Cassandra supports the notion of a “batch” — a “transaction” containing multiple INSERT, UPDATE, or DELETE statements that are performed as single logical operation—either the entire batch succeeds or none of it will. Thus, a Cassandra batch supports the minimum level of atomicity to be within the scope of this article. However, there is no batch isolation. Other clients are able to read the partial results of the batch, even though these partial results may end up being undone if the batch were to abort. Thus, Cassandra’s batch functionality clearly gives up isolation according to our definition in this article.

The second example cited in this category is RAMP Transactions. RAMP transactions do provide atomic visibility – you either see all of the effects of a transaction or none of them, but they fail the full atomic isolation test that is the “I” in FIT:

RA isolation is implemented via Read Atomic Multi-Partition (RAMP) transactions. RAMP transactions guarantee synchronization independence, which means that a transaction never blocks others, even in the presence of read-write or write-write conflicts. Because conflicting transactions are allowed to concurrently update the same record(s), RAMP transactions cannot enforce value constraints (e.g., number of on call doctors must be greater than zero). We thus classify RAMP transactions as guaranteeing weak isolation.
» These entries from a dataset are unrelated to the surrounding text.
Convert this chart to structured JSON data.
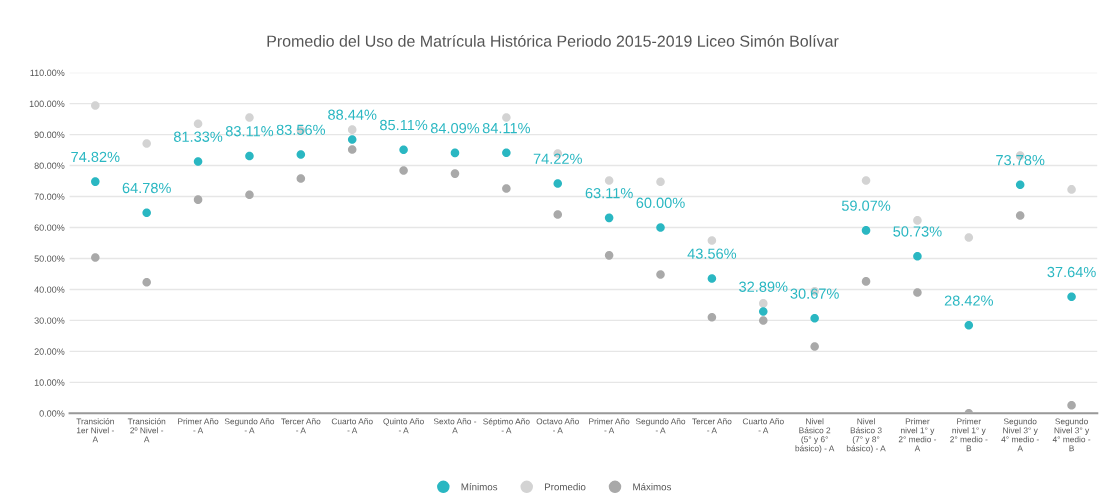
{
  "chart_data": {
    "type": "scatter",
    "title": "Promedio del Uso de Matrícula Histórica Periodo 2015-2019 Liceo Simón Bolívar",
    "categories": [
      "Transición 1er Nivel - A",
      "Transición 2º Nivel - A",
      "Primer Año - A",
      "Segundo Año - A",
      "Tercer Año - A",
      "Cuarto Año - A",
      "Quinto Año - A",
      "Sexto Año - A",
      "Séptimo Año - A",
      "Octavo Año - A",
      "Primer Año - A",
      "Segundo Año - A",
      "Tercer Año - A",
      "Cuarto Año - A",
      "Nivel Básico 2 (5° y 6° básico) - A",
      "Nivel Básico 3 (7° y 8° básico) - A",
      "Primer nivel 1° y 2° medio - A",
      "Primer nivel 1° y 2° medio - B",
      "Segundo Nivel 3° y 4° medio - A",
      "Segundo Nivel 3° y 4° medio - B"
    ],
    "series": [
      {
        "name": "Promedio",
        "color": "#d3d3d3",
        "values": [
          99.4,
          87.1,
          93.5,
          95.5,
          91.3,
          91.6,
          null,
          null,
          95.5,
          83.9,
          75.2,
          74.8,
          55.8,
          35.5,
          39.4,
          75.2,
          62.3,
          56.8,
          83.2,
          72.3
        ]
      },
      {
        "name": "Máximos",
        "color": "#a9a9a9",
        "values": [
          50.3,
          42.3,
          69.0,
          70.6,
          75.8,
          85.2,
          78.4,
          77.4,
          72.6,
          64.2,
          51.0,
          44.8,
          31.0,
          30.0,
          21.6,
          42.6,
          39.0,
          0,
          63.9,
          2.6
        ]
      },
      {
        "name": "Mínimos",
        "color": "#2ab7c2",
        "values": [
          74.82,
          64.78,
          81.33,
          83.11,
          83.56,
          88.44,
          85.11,
          84.09,
          84.11,
          74.22,
          63.11,
          60.0,
          43.56,
          32.89,
          30.67,
          59.07,
          50.73,
          28.42,
          73.78,
          37.64
        ],
        "value_labels": [
          "74.82%",
          "64.78%",
          "81.33%",
          "83.11%",
          "83.56%",
          "88.44%",
          "85.11%",
          "84.09%",
          "84.11%",
          "74.22%",
          "63.11%",
          "60.00%",
          "43.56%",
          "32.89%",
          "30.67%",
          "59.07%",
          "50.73%",
          "28.42%",
          "73.78%",
          "37.64%"
        ]
      }
    ],
    "ylim": [
      0,
      110
    ],
    "yticks": [
      {
        "value": 0,
        "label": "0.00%"
      },
      {
        "value": 10,
        "label": "10.00%"
      },
      {
        "value": 20,
        "label": "20.00%"
      },
      {
        "value": 30,
        "label": "30.00%"
      },
      {
        "value": 40,
        "label": "40.00%"
      },
      {
        "value": 50,
        "label": "50.00%"
      },
      {
        "value": 60,
        "label": "60.00%"
      },
      {
        "value": 70,
        "label": "70.00%"
      },
      {
        "value": 80,
        "label": "80.00%"
      },
      {
        "value": 90,
        "label": "90.00%"
      },
      {
        "value": 100,
        "label": "100.00%"
      },
      {
        "value": 110,
        "label": "110.00%"
      }
    ],
    "grid": "y",
    "legend": "bottom",
    "marker": "circle"
  }
}
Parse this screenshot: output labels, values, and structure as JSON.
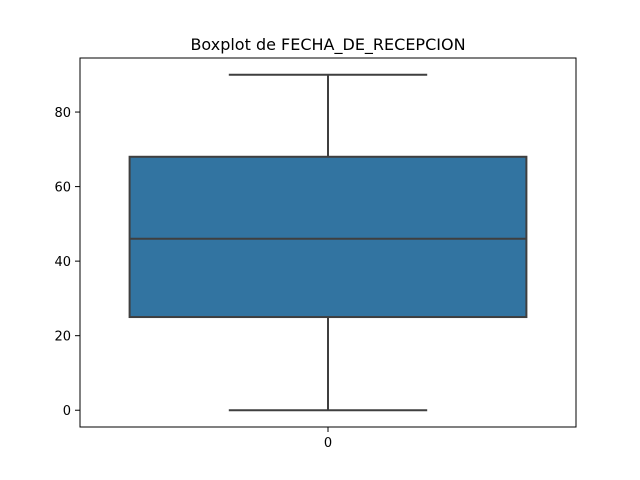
{
  "chart_data": {
    "type": "boxplot",
    "title": "Boxplot de FECHA_DE_RECEPCION",
    "xlabel": "",
    "ylabel": "",
    "categories": [
      "0"
    ],
    "boxes": [
      {
        "category": "0",
        "min": 0,
        "q1": 25,
        "median": 46,
        "q3": 68,
        "max": 90
      }
    ],
    "yticks": [
      0,
      20,
      40,
      60,
      80
    ],
    "ylim": [
      -4.5,
      94.5
    ],
    "grid": false,
    "legend": "none",
    "colors": {
      "box_fill": "#3274a1",
      "line": "#3f3f3f",
      "frame": "#000000"
    }
  }
}
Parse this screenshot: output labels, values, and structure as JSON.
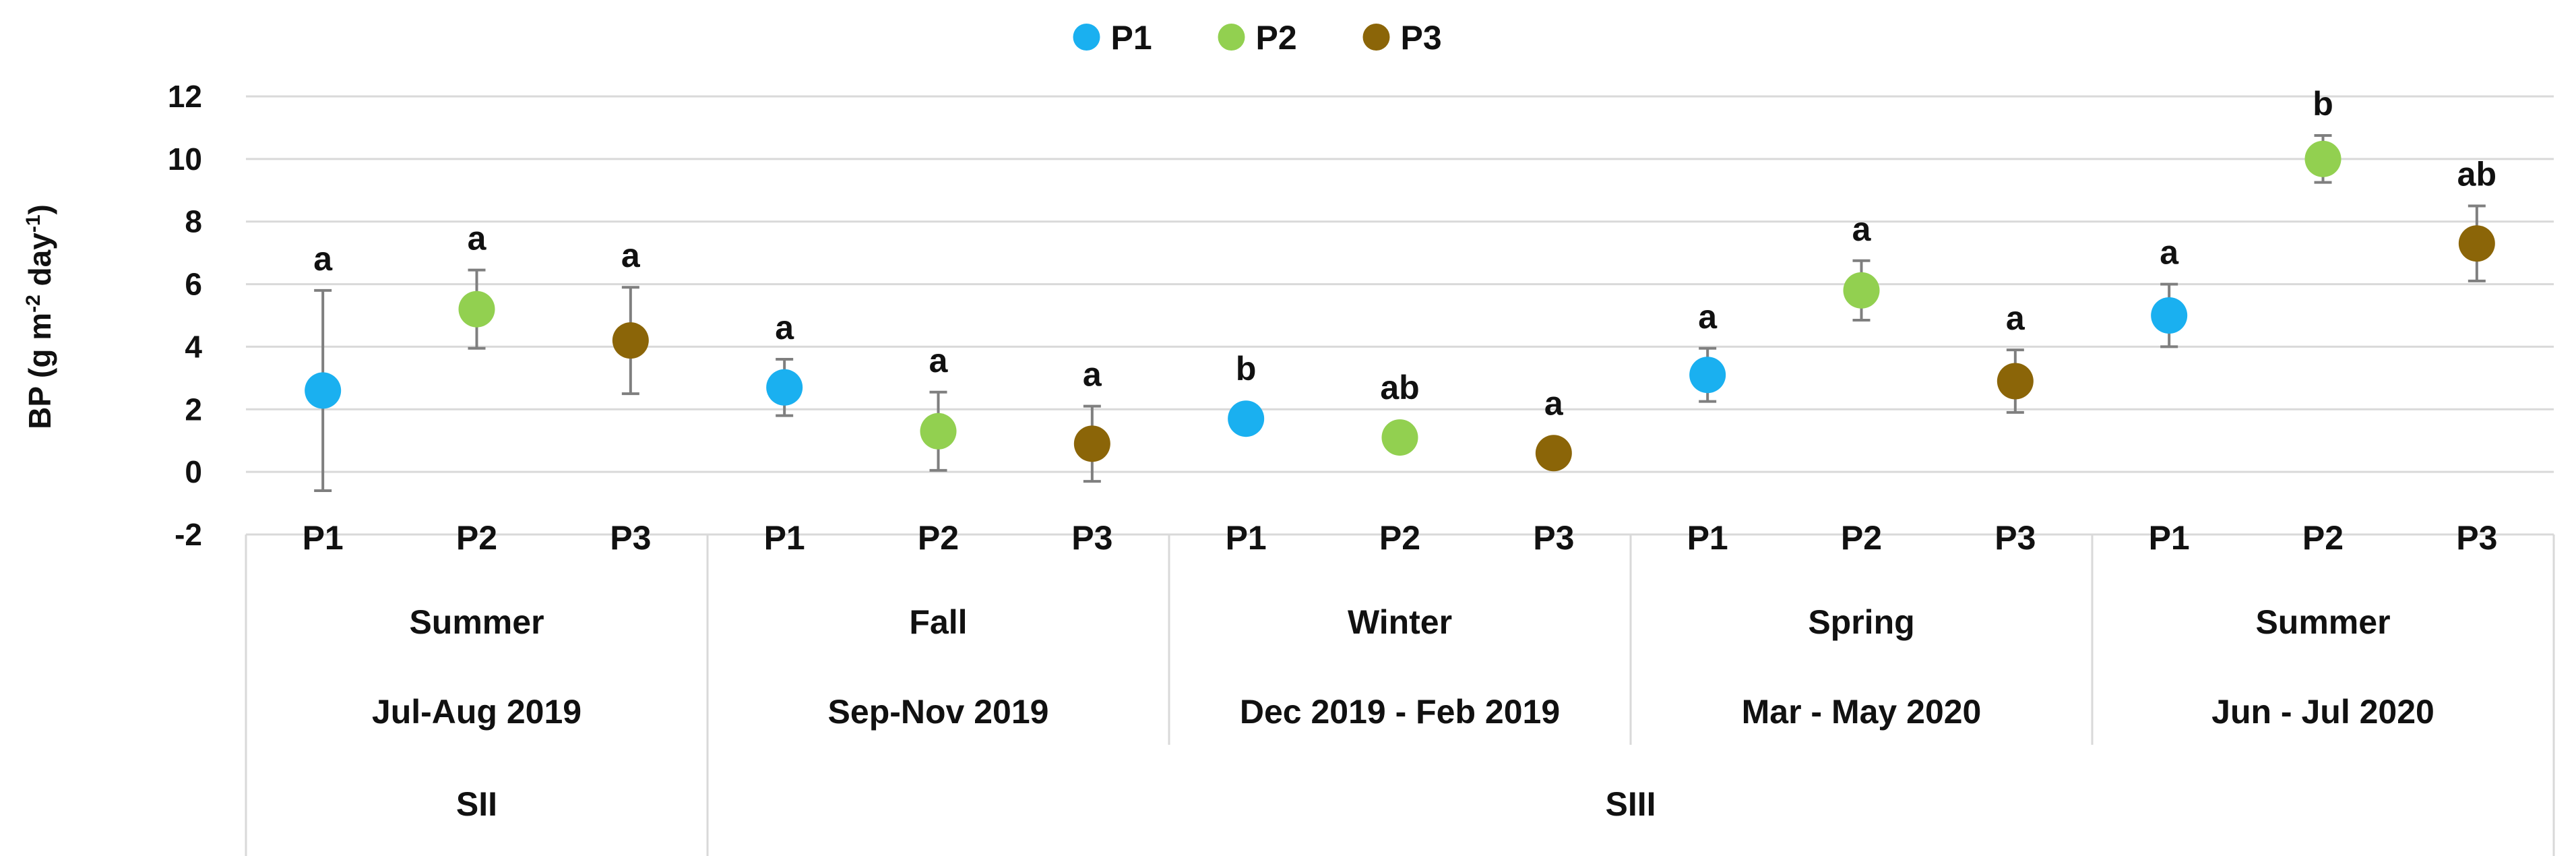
{
  "chart_data": {
    "type": "scatter",
    "title": "",
    "xlabel": "",
    "ylabel_main": "BP (g m",
    "ylabel_sup1": "-2",
    "ylabel_mid": " day",
    "ylabel_sup2": "-1",
    "ylabel_end": ")",
    "ylim": [
      -2,
      12
    ],
    "yticks": [
      -2,
      0,
      2,
      4,
      6,
      8,
      10,
      12
    ],
    "grid": true,
    "legend_position": "top-center",
    "series": [
      {
        "name": "P1",
        "color": "#1ab0f0"
      },
      {
        "name": "P2",
        "color": "#92d050"
      },
      {
        "name": "P3",
        "color": "#8b6508"
      }
    ],
    "periods": [
      {
        "season": "Summer",
        "dates": "Jul-Aug 2019"
      },
      {
        "season": "Fall",
        "dates": "Sep-Nov 2019"
      },
      {
        "season": "Winter",
        "dates": "Dec 2019 - Feb 2019"
      },
      {
        "season": "Spring",
        "dates": "Mar - May 2020"
      },
      {
        "season": "Summer",
        "dates": "Jun - Jul 2020"
      }
    ],
    "groups": [
      {
        "label": "SII",
        "periods": 1
      },
      {
        "label": "SIII",
        "periods": 4
      }
    ],
    "points": [
      {
        "period": 0,
        "series": 0,
        "x": "P1",
        "value": 2.6,
        "err": 3.2,
        "label": "a"
      },
      {
        "period": 0,
        "series": 1,
        "x": "P2",
        "value": 5.2,
        "err": 1.25,
        "label": "a"
      },
      {
        "period": 0,
        "series": 2,
        "x": "P3",
        "value": 4.2,
        "err": 1.7,
        "label": "a"
      },
      {
        "period": 1,
        "series": 0,
        "x": "P1",
        "value": 2.7,
        "err": 0.9,
        "label": "a"
      },
      {
        "period": 1,
        "series": 1,
        "x": "P2",
        "value": 1.3,
        "err": 1.25,
        "label": "a"
      },
      {
        "period": 1,
        "series": 2,
        "x": "P3",
        "value": 0.9,
        "err": 1.2,
        "label": "a"
      },
      {
        "period": 2,
        "series": 0,
        "x": "P1",
        "value": 1.7,
        "err": 0,
        "label": "b"
      },
      {
        "period": 2,
        "series": 1,
        "x": "P2",
        "value": 1.1,
        "err": 0,
        "label": "ab"
      },
      {
        "period": 2,
        "series": 2,
        "x": "P3",
        "value": 0.6,
        "err": 0,
        "label": "a"
      },
      {
        "period": 3,
        "series": 0,
        "x": "P1",
        "value": 3.1,
        "err": 0.85,
        "label": "a"
      },
      {
        "period": 3,
        "series": 1,
        "x": "P2",
        "value": 5.8,
        "err": 0.95,
        "label": "a"
      },
      {
        "period": 3,
        "series": 2,
        "x": "P3",
        "value": 2.9,
        "err": 1.0,
        "label": "a"
      },
      {
        "period": 4,
        "series": 0,
        "x": "P1",
        "value": 5.0,
        "err": 1.0,
        "label": "a"
      },
      {
        "period": 4,
        "series": 1,
        "x": "P2",
        "value": 10.0,
        "err": 0.75,
        "label": "b"
      },
      {
        "period": 4,
        "series": 2,
        "x": "P3",
        "value": 7.3,
        "err": 1.2,
        "label": "ab"
      }
    ]
  }
}
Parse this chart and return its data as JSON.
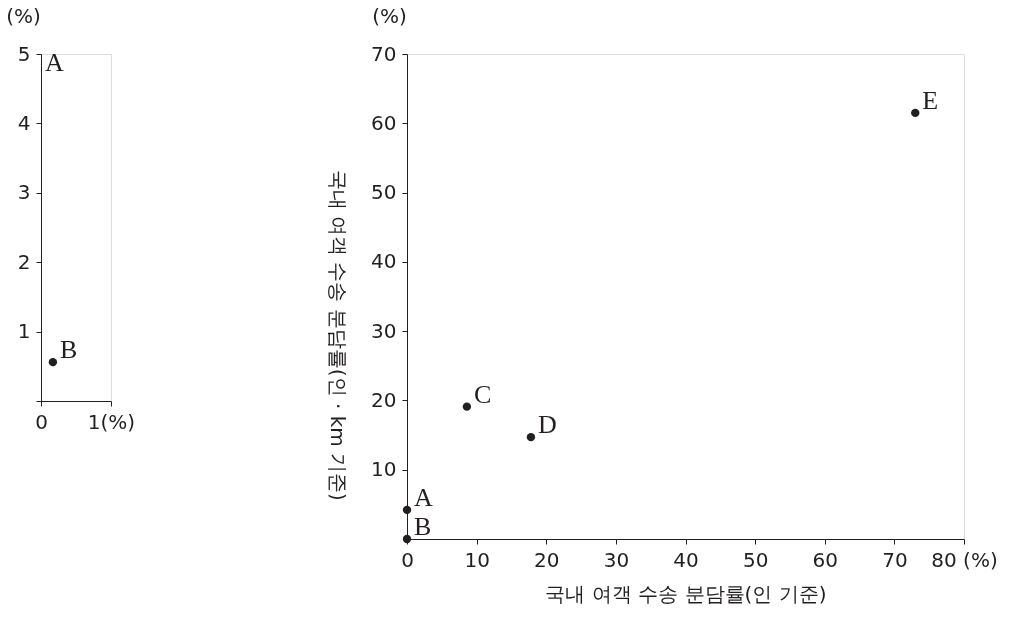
{
  "chart_data": [
    {
      "type": "scatter",
      "x": [
        0.17
      ],
      "values": [
        0.56
      ],
      "color": "#231f20",
      "marker": "circle",
      "grid": false,
      "ylabel": "(%)",
      "xlim": [
        0,
        1
      ],
      "xticks": [
        0,
        {
          "value": 1,
          "label": "1(%)"
        }
      ],
      "ylim": [
        0,
        5
      ],
      "yticks": [
        {
          "value": 0,
          "label": null
        },
        1,
        2,
        3,
        4,
        5
      ],
      "annotations": [
        "A",
        {
          "text": "B",
          "x": 0.17,
          "y": 0.56
        }
      ]
    },
    {
      "type": "scatter",
      "x": [
        0,
        0,
        8.6,
        17.8,
        73
      ],
      "values": [
        4.2,
        0,
        19.1,
        14.7,
        61.5
      ],
      "color": "#231f20",
      "marker": "circle",
      "grid": false,
      "ylabel": "(%)",
      "xlabel": "국내 여객 수송 분담률(인 기준)",
      "xlim": [
        0,
        80
      ],
      "xticks": [
        0,
        10,
        20,
        30,
        40,
        50,
        60,
        70,
        {
          "value": 80,
          "label": "80 (%)"
        }
      ],
      "ylim": [
        0,
        70
      ],
      "yticks": [
        10,
        20,
        30,
        40,
        50,
        60,
        70
      ],
      "annotations": [
        "국내 여객 수송 분담률(인 · km 기준)",
        {
          "text": "A",
          "x": 0,
          "y": 4.2
        },
        {
          "text": "B",
          "x": 0,
          "y": 0
        },
        {
          "text": "C",
          "x": 8.6,
          "y": 19.1
        },
        {
          "text": "D",
          "x": 17.8,
          "y": 14.7
        },
        {
          "text": "E",
          "x": 73,
          "y": 61.5
        }
      ]
    }
  ]
}
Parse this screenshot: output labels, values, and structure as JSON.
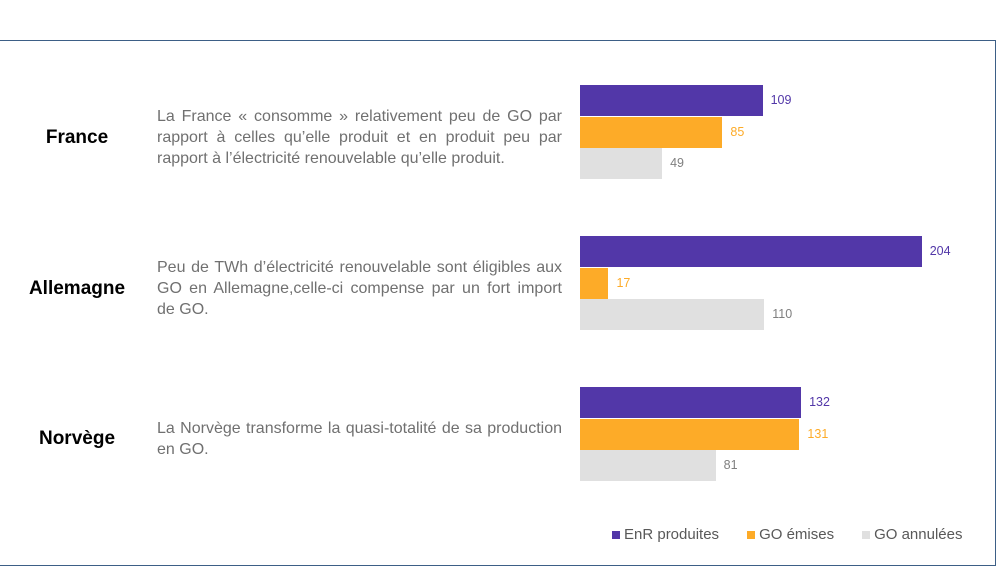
{
  "chart_data": {
    "type": "bar",
    "orientation": "horizontal",
    "unit": "TWh",
    "categories": [
      "France",
      "Allemagne",
      "Norvège"
    ],
    "series": [
      {
        "name": "EnR produites",
        "color": "#5237a8",
        "values": [
          109,
          204,
          132
        ]
      },
      {
        "name": "GO émises",
        "color": "#fdab28",
        "values": [
          85,
          17,
          131
        ]
      },
      {
        "name": "GO annulées",
        "color": "#e0e0e0",
        "label_color": "#7f7f7f",
        "values": [
          49,
          110,
          81
        ]
      }
    ],
    "legend": "bottom-right"
  },
  "descriptions": [
    "La France « consomme » relativement peu de GO par rapport à celles qu’elle produit et en produit peu par rapport à l’électricité renouvelable qu’elle produit.",
    "Peu de TWh d’électricité renouvelable sont éligibles aux GO en Allemagne,celle-ci compense par un fort import de GO.",
    "La Norvège transforme la quasi-totalité de sa production en GO."
  ]
}
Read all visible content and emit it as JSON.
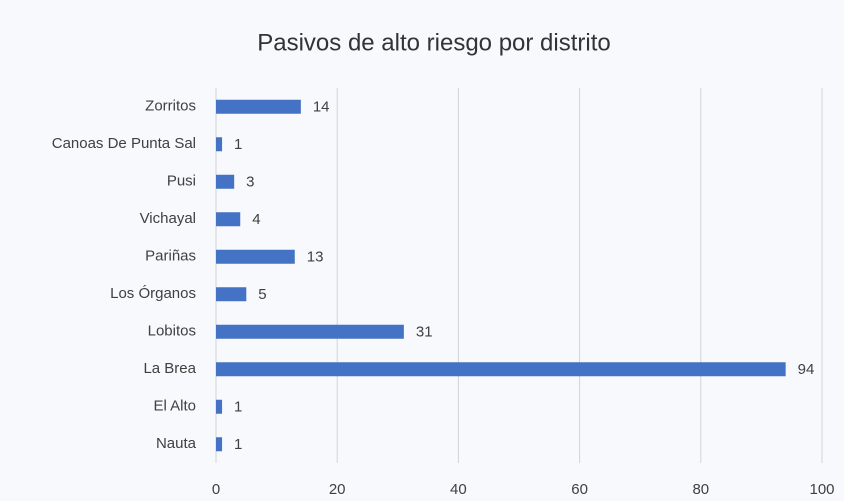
{
  "chart_data": {
    "type": "bar",
    "orientation": "horizontal",
    "title": "Pasivos de alto riesgo por distrito",
    "categories": [
      "Zorritos",
      "Canoas De Punta Sal",
      "Pusi",
      "Vichayal",
      "Pariñas",
      "Los Órganos",
      "Lobitos",
      "La Brea",
      "El Alto",
      "Nauta"
    ],
    "values": [
      14,
      1,
      3,
      4,
      13,
      5,
      31,
      94,
      1,
      1
    ],
    "color": "#4472c4",
    "xlim": [
      0,
      100
    ],
    "xticks": [
      0,
      20,
      40,
      60,
      80,
      100
    ],
    "grid": true
  }
}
Fairness, Isolation, and Throughput???

If we’re careful to pay the price of full coordination only when we have constraints (invariants to be maintained) that truly need it, it seems to me that we can get pretty close to systems that in aggregate do provide fairness, isolation, and throughput. Sychronisation independence when you don’t need to synchronise is a good thing! Yes, for such systems you could construct pathological workloads that always requires strong coordination and thus don’t give good throughput (thus perhaps they are not strictly FIT), but many real-world systems, including the canonical TPC-C benchmark don’t look like that it turns out. Not FIT, but fit-for-purpose perhaps? See the work of Bailis et al. on Coordination Avoidance.